Les compagnies peuvent gérer les souffrances émotionnelles en donnant l'opportunité aux
employés de suivre des formations sur le stress et ses conséquences. Ces formations
diminueraient le besoin de "toxic handlers", car les gens deviendraient plus capables de
s'occuper de leurs propres émotions. Il existe différents programmes qui utilisent entre autres
des techniques de mise en situation. On apprend, par exemple, aux employés à reconnaître des
moments stressants par des images, des films…
CONCLUSION
La recherche s'est heurtée à quelques résistances, mais la plupart du temps les cadres dont elle
parle, se rendent compte que leur organisation peut être la cause de tristesse, de craintes et de
confusions. Beaucoup de personnes arrivent à gérer leurs propres émotions tout en se souciant
des autres.
Cette recherche a mis en évidence que finalement les cadres et les managers avaient été
soulagés car c'était la première fois qu'ils étaient capables de parler des malaises au sein de
l'organisation.
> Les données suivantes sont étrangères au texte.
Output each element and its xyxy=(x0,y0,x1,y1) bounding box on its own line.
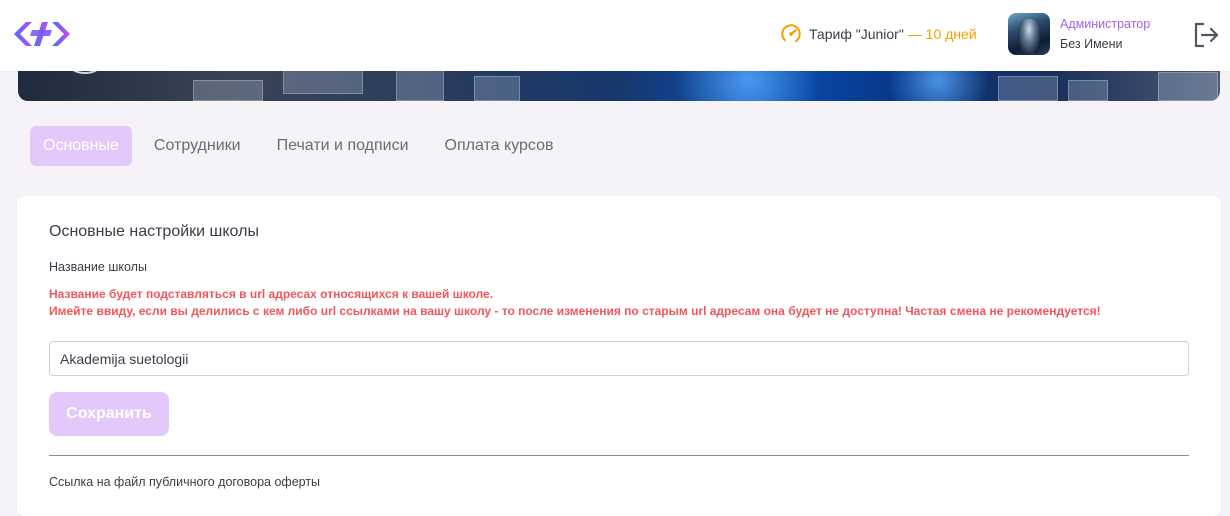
tariff-name: Тариф "Junior" xyxy=(809,26,904,42)
warning-line-1: Название будет подставляться в url адрес… xyxy=(49,287,494,301)
school-settings-card: Основные настройки школы Название школы … xyxy=(17,196,1221,516)
card-title: Основные настройки школы xyxy=(49,223,259,240)
school-name-input[interactable] xyxy=(49,341,1189,376)
tab-course-payment[interactable]: Оплата курсов xyxy=(431,126,568,166)
warning-line-2: Имейте ввиду, если вы делились с кем либ… xyxy=(49,304,1101,318)
tab-seals-signatures[interactable]: Печати и подписи xyxy=(263,126,423,166)
settings-tabs: Основные Сотрудники Печати и подписи Опл… xyxy=(30,126,576,166)
speedometer-icon xyxy=(781,24,801,44)
divider xyxy=(49,455,1189,456)
user-role[interactable]: Администратор xyxy=(1060,17,1150,31)
save-button[interactable]: Сохранить xyxy=(49,392,169,436)
school-name-warning: Название будет подставляться в url адрес… xyxy=(49,286,1101,320)
user-name: Без Имени xyxy=(1060,37,1123,51)
tab-employees[interactable]: Сотрудники xyxy=(140,126,255,166)
tariff-info[interactable]: Тариф "Junior" — 10 дней xyxy=(780,24,977,44)
logout-icon[interactable] xyxy=(1192,21,1220,49)
top-header: Тариф "Junior" — 10 дней Администратор Б… xyxy=(0,0,1230,71)
avatar[interactable] xyxy=(1008,13,1050,55)
tab-main[interactable]: Основные xyxy=(30,126,132,166)
school-name-label: Название школы xyxy=(49,260,147,274)
brand-logo-icon[interactable] xyxy=(12,20,70,48)
offer-link-label: Ссылка на файл публичного договора оферт… xyxy=(49,475,321,489)
tariff-days: — 10 дней xyxy=(907,26,977,42)
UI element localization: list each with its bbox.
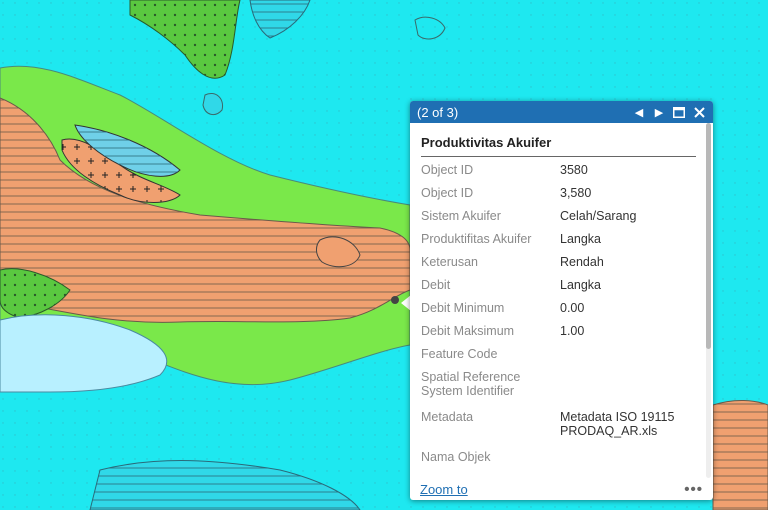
- attribute-row: Feature Code: [421, 347, 696, 370]
- attribute-row: Object ID 3580: [421, 163, 696, 186]
- attribute-row: Spatial Reference System Identifier: [421, 370, 696, 410]
- popup-scrollbar-thumb[interactable]: [706, 123, 711, 349]
- attribute-value: Langka: [560, 278, 602, 292]
- popup-scrollbar[interactable]: [706, 123, 711, 478]
- attribute-row: Debit Maksimum 1.00: [421, 324, 696, 347]
- feature-popup: (2 of 3) ◀ ▶ Produktivitas Akuifer Objec…: [410, 101, 713, 500]
- attribute-key: Sistem Akuifer: [421, 209, 501, 223]
- attribute-key: Metadata: [421, 410, 474, 424]
- attribute-key: Keterusan: [421, 255, 478, 269]
- attribute-key: Nama Objek: [421, 450, 491, 464]
- attribute-row: Metadata Metadata ISO 19115 PRODAQ_AR.xls: [421, 410, 696, 450]
- attribute-value: 3,580: [560, 186, 592, 200]
- attribute-value: Celah/Sarang: [560, 209, 637, 223]
- selected-location-marker[interactable]: [391, 296, 399, 304]
- attribute-row: Nama Objek: [421, 450, 696, 473]
- attribute-key: Spatial Reference System Identifier: [421, 370, 521, 398]
- attribute-row: Sistem Akuifer Celah/Sarang: [421, 209, 696, 232]
- attribute-row: Keterusan Rendah: [421, 255, 696, 278]
- popup-header: (2 of 3) ◀ ▶: [410, 101, 713, 123]
- next-arrow-icon[interactable]: ▶: [651, 104, 667, 120]
- popup-title: Produktivitas Akuifer: [421, 123, 696, 157]
- popup-footer: Zoom to •••: [410, 478, 713, 500]
- attribute-key: Debit Minimum: [421, 301, 505, 315]
- attribute-value: Langka: [560, 232, 602, 246]
- attribute-row: Object ID 3,580: [421, 186, 696, 209]
- attribute-table: Object ID 3580 Object ID 3,580 Sistem Akuife…: [421, 163, 696, 473]
- attribute-key: Feature Code: [421, 347, 498, 361]
- zoom-to-link[interactable]: Zoom to: [420, 482, 684, 497]
- popup-body[interactable]: Produktivitas Akuifer Object ID 3580 Objec…: [410, 123, 706, 478]
- popup-count: (2 of 3): [417, 104, 459, 120]
- attribute-value: [560, 370, 696, 410]
- attribute-row: Debit Minimum 0.00: [421, 301, 696, 324]
- attribute-value: Metadata ISO 19115 PRODAQ_AR.xls: [560, 410, 675, 438]
- attribute-value: 0.00: [560, 301, 585, 315]
- prev-arrow-icon[interactable]: ◀: [631, 104, 647, 120]
- attribute-value: [560, 450, 696, 473]
- attribute-value: 1.00: [560, 324, 585, 338]
- attribute-key: Object ID: [421, 186, 474, 200]
- attribute-value: [560, 347, 696, 370]
- attribute-key: Produktifitas Akuifer: [421, 232, 532, 246]
- attribute-key: Debit: [421, 278, 451, 292]
- island-west-outline: [202, 93, 224, 116]
- attribute-row: Produktifitas Akuifer Langka: [421, 232, 696, 255]
- maximize-icon[interactable]: [671, 104, 687, 120]
- close-icon[interactable]: [691, 104, 707, 120]
- attribute-key: Debit Maksimum: [421, 324, 515, 338]
- attribute-value: Rendah: [560, 255, 604, 269]
- more-actions-icon[interactable]: •••: [684, 481, 703, 498]
- attribute-key: Object ID: [421, 163, 474, 177]
- attribute-value: 3580: [560, 163, 588, 177]
- attribute-row: Debit Langka: [421, 278, 696, 301]
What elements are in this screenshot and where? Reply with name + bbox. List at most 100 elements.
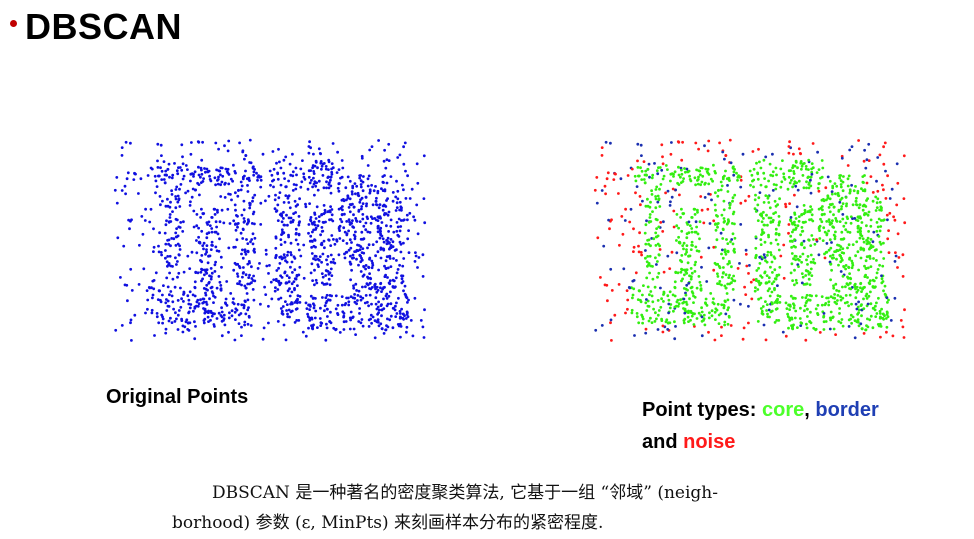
typed-point [833,296,837,300]
original-point [238,141,242,145]
original-point [208,297,211,301]
original-point [219,287,223,290]
typed-point [800,226,804,229]
typed-point [882,289,885,293]
typed-point [642,178,646,181]
typed-point [772,183,776,186]
original-point [400,274,403,278]
original-point [361,189,365,193]
typed-point [654,311,657,315]
typed-point [801,252,805,256]
typed-point [694,260,697,264]
typed-point [832,213,835,217]
original-point [242,266,245,269]
original-point [202,297,206,301]
typed-point [712,302,716,306]
original-point [160,313,164,317]
original-point [359,295,362,299]
typed-point [721,175,725,179]
typed-point [719,231,723,235]
original-point [366,184,370,188]
typed-point [625,289,629,292]
typed-point [631,279,635,283]
typed-point [800,241,804,245]
original-point [219,173,222,177]
typed-point [655,263,658,266]
original-point [239,231,243,235]
typed-point [726,190,730,193]
typed-point [834,282,838,286]
original-point [398,200,402,204]
original-point [299,185,303,189]
typed-point [821,239,825,242]
original-point [387,294,391,298]
original-point [233,310,237,314]
original-point [291,189,295,192]
typed-point [757,266,760,270]
typed-point [739,201,743,205]
typed-point [709,292,713,295]
original-point [312,152,315,156]
typed-point [696,179,699,182]
typed-point [643,173,647,177]
typed-point [820,220,824,224]
typed-point [839,185,843,189]
typed-point [744,252,748,256]
original-point [361,285,364,289]
original-point [274,286,277,289]
original-point [210,227,214,230]
original-point [312,170,316,173]
original-point [220,208,224,212]
original-point [123,283,127,287]
original-point [267,194,271,198]
typed-point [839,270,843,273]
typed-point [659,183,663,186]
original-point [158,289,161,293]
typed-point [797,219,801,223]
typed-point [875,229,879,233]
typed-point [681,140,684,144]
typed-point [603,283,607,287]
original-point [199,298,202,302]
typed-point [724,154,728,157]
original-point [209,277,213,281]
typed-point [838,312,841,315]
typed-point [666,294,670,298]
typed-point [867,294,871,298]
original-point [360,318,364,321]
typed-point [679,175,682,179]
typed-point [716,282,719,285]
typed-point [874,276,878,280]
original-point [278,262,282,265]
original-point [236,302,240,306]
typed-point [755,161,758,165]
typed-point [720,334,723,337]
typed-point [830,192,834,196]
original-point [282,210,285,214]
description-line-1: DBSCAN 是一种著名的密度聚类算法, 它基于一组 “邻域” (neigh- [212,483,718,503]
original-point [337,168,341,171]
typed-point [862,159,866,163]
original-point [309,234,313,238]
original-point [161,293,164,297]
original-point [366,246,369,250]
typed-point [637,321,641,325]
typed-point [733,236,737,240]
typed-point [617,192,620,195]
typed-point [829,262,833,266]
typed-point [662,174,666,178]
typed-point [803,304,807,308]
original-point [178,205,182,208]
original-point [220,265,223,269]
original-point [182,220,185,224]
typed-point [686,311,690,314]
original-point [274,254,278,258]
typed-point [805,322,808,326]
typed-point [778,301,782,304]
typed-point [851,243,855,246]
original-point [314,184,318,188]
original-point [332,238,335,241]
original-point [190,195,194,199]
original-point [330,234,334,237]
typed-point [887,298,890,302]
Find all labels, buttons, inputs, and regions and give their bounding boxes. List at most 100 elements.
Il faut noter qu'il est impossible et pas recommandé d'enlever toutes les failles
émotionnelles d'une organisation. Rappelons que les souffrances dans les organisation ne
viennent pas que des restrictions du personnel, d'un mauvais patron, ou encore des
changements, mais du fait que des individus cherchent à tout prix à atteindre l'excellence.
Il est essentiel de prendre en charge les employés le plus tôt possible et de ne pas attendre que
les souffrances aient provoqué des dégâts irréparables. Un employé en bonne santé, bien dans
sa peau est un élément clé pour le succès d'une entreprise et de la société, à long terme!!